Sickle cell disease (SCD) affects more than 100,000 Americans and millions more worldwide. Vaso-occlusion, or blockage of blood vessels by blood cell aggregates, is the predominant pathophysiology in SCD. Acute systemic, painful vaso-occlusive episodes, which are the primary reasons for emergency medical care among SCD patients, is often an antecedent to acute chest syndrome (ACS), a type of acute lung injury. ACS is among the leading causes of mortality in SCD, but the current treatment for ACS is primarily supportive, and the etiological mechanism remains largely unknown.
The Sundd Lab uses a multiscale-integrative-physiologic approach involving multi-photon-excitation intravital (in vivo) microscopy of intact lung in live, transgenic, humanized SCD mice and SCD patient blood flowing through a microfluidic platform in vitro.

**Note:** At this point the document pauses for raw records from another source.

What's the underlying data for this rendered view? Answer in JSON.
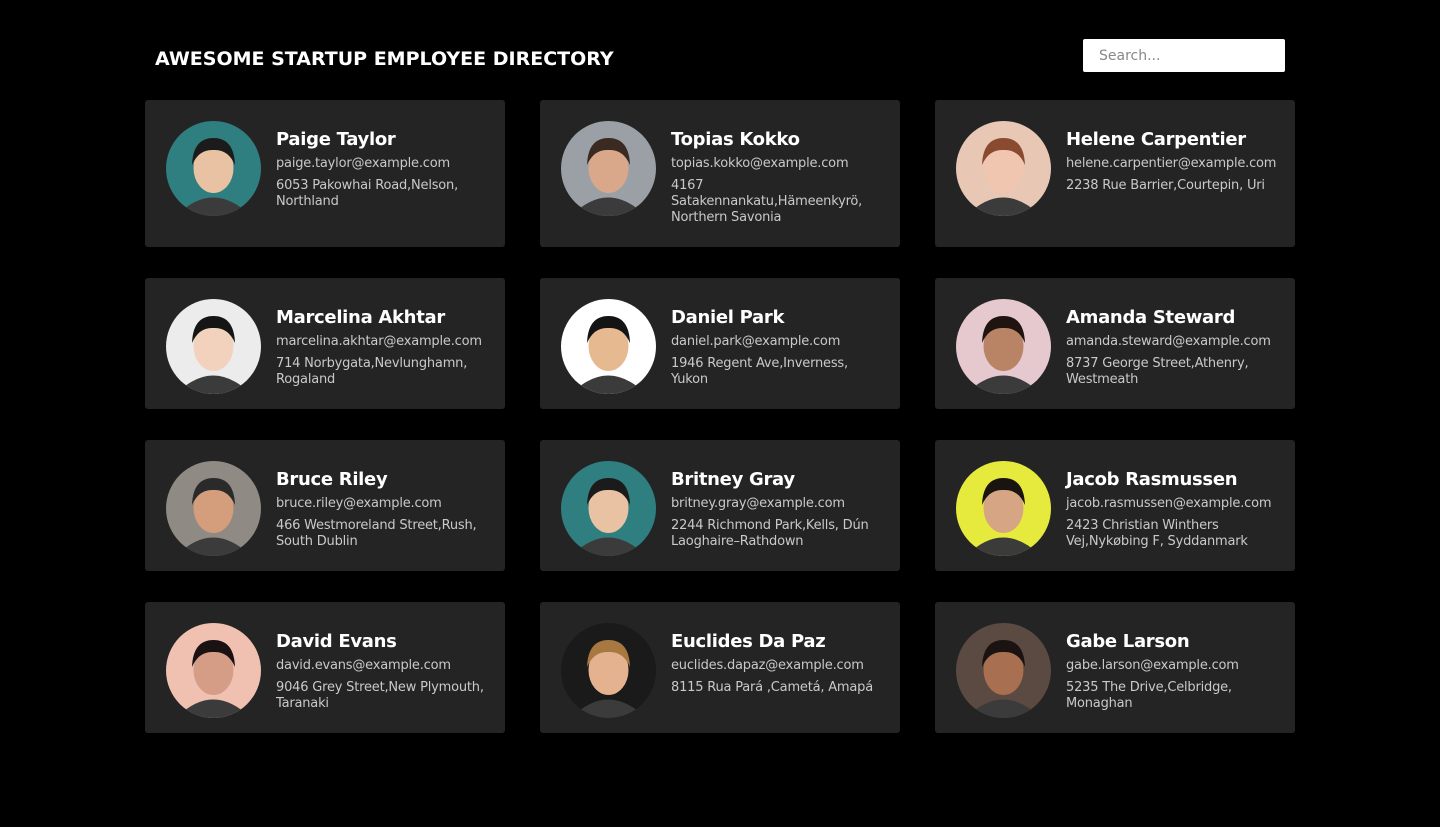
{
  "header": {
    "title": "AWESOME STARTUP EMPLOYEE DIRECTORY",
    "search_placeholder": "Search..."
  },
  "employees": [
    {
      "name": "Paige Taylor",
      "email": "paige.taylor@example.com",
      "address": "6053 Pakowhai Road,Nelson, Northland",
      "avatar_bg": "#2f7f80",
      "skin": "#e9c2a3",
      "hair": "#1b1b1b"
    },
    {
      "name": "Topias Kokko",
      "email": "topias.kokko@example.com",
      "address": "4167 Satakennankatu,Hämeenkyrö, Northern Savonia",
      "avatar_bg": "#9aa0a6",
      "skin": "#d9a88a",
      "hair": "#3a2a22"
    },
    {
      "name": "Helene Carpentier",
      "email": "helene.carpentier@example.com",
      "address": "2238 Rue Barrier,Courtepin, Uri",
      "avatar_bg": "#e8c7b5",
      "skin": "#f0c6b0",
      "hair": "#8a4a2f"
    },
    {
      "name": "Marcelina Akhtar",
      "email": "marcelina.akhtar@example.com",
      "address": "714 Norbygata,Nevlunghamn, Rogaland",
      "avatar_bg": "#ececec",
      "skin": "#f2d2bd",
      "hair": "#151515"
    },
    {
      "name": "Daniel Park",
      "email": "daniel.park@example.com",
      "address": "1946 Regent Ave,Inverness, Yukon",
      "avatar_bg": "#ffffff",
      "skin": "#e7b990",
      "hair": "#141414"
    },
    {
      "name": "Amanda Steward",
      "email": "amanda.steward@example.com",
      "address": "8737 George Street,Athenry, Westmeath",
      "avatar_bg": "#e6c9cf",
      "skin": "#b98366",
      "hair": "#1f1410"
    },
    {
      "name": "Bruce Riley",
      "email": "bruce.riley@example.com",
      "address": "466 Westmoreland Street,Rush, South Dublin",
      "avatar_bg": "#8f8a83",
      "skin": "#d49d7b",
      "hair": "#2a2a2a"
    },
    {
      "name": "Britney Gray",
      "email": "britney.gray@example.com",
      "address": "2244 Richmond Park,Kells, Dún Laoghaire–Rathdown",
      "avatar_bg": "#2f7f80",
      "skin": "#e9c2a3",
      "hair": "#1b1b1b"
    },
    {
      "name": "Jacob Rasmussen",
      "email": "jacob.rasmussen@example.com",
      "address": "2423 Christian Winthers Vej,Nykøbing F, Syddanmark",
      "avatar_bg": "#e6ea3c",
      "skin": "#d5a584",
      "hair": "#1a1410"
    },
    {
      "name": "David Evans",
      "email": "david.evans@example.com",
      "address": "9046 Grey Street,New Plymouth, Taranaki",
      "avatar_bg": "#f0c0b0",
      "skin": "#d69d86",
      "hair": "#1a1212"
    },
    {
      "name": "Euclides Da Paz",
      "email": "euclides.dapaz@example.com",
      "address": "8115 Rua Pará ,Cametá, Amapá",
      "avatar_bg": "#1a1a1a",
      "skin": "#e4b28f",
      "hair": "#a7783f"
    },
    {
      "name": "Gabe Larson",
      "email": "gabe.larson@example.com",
      "address": "5235 The Drive,Celbridge, Monaghan",
      "avatar_bg": "#5a4a42",
      "skin": "#a86f50",
      "hair": "#1b1311"
    }
  ]
}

We have found (Bennewitz et al, JCI-Insight 2017, Bennewitz et al Blood Advances 2020, Vats et al Experimental Hematology 2020) that vaso-occlusive crisis triggered entrapment of P-selectin dependent platelet-neutrophil embolic aggregates in pulmonary arterioles, leading to the arrest of blood flow in the lung of SCD mice. Our recent work (Vats et al, AJRCCM 2020) identifies a role for platelet-inflammasome and IL-1β carrying platelet extracellular vesicles in promoting lung vaso-occlusion in SCD. Our findings suggest that inhibitors of inflammasome or IL-1β dependent innate immune pathway can be beneficial in SCD. Our more recent findings (Vats and Kaminski et al, Blood 2022) show how sterile inflammation in SCD promotes Gasdermin-D-dependent shedding of neutrophil extracellular traps (NETs) in the liver and how these NETs travel intravascularly (embolize) from the liver to the lung, to promote P-selectin-independent lung vascular vaso-occlusion in SCD.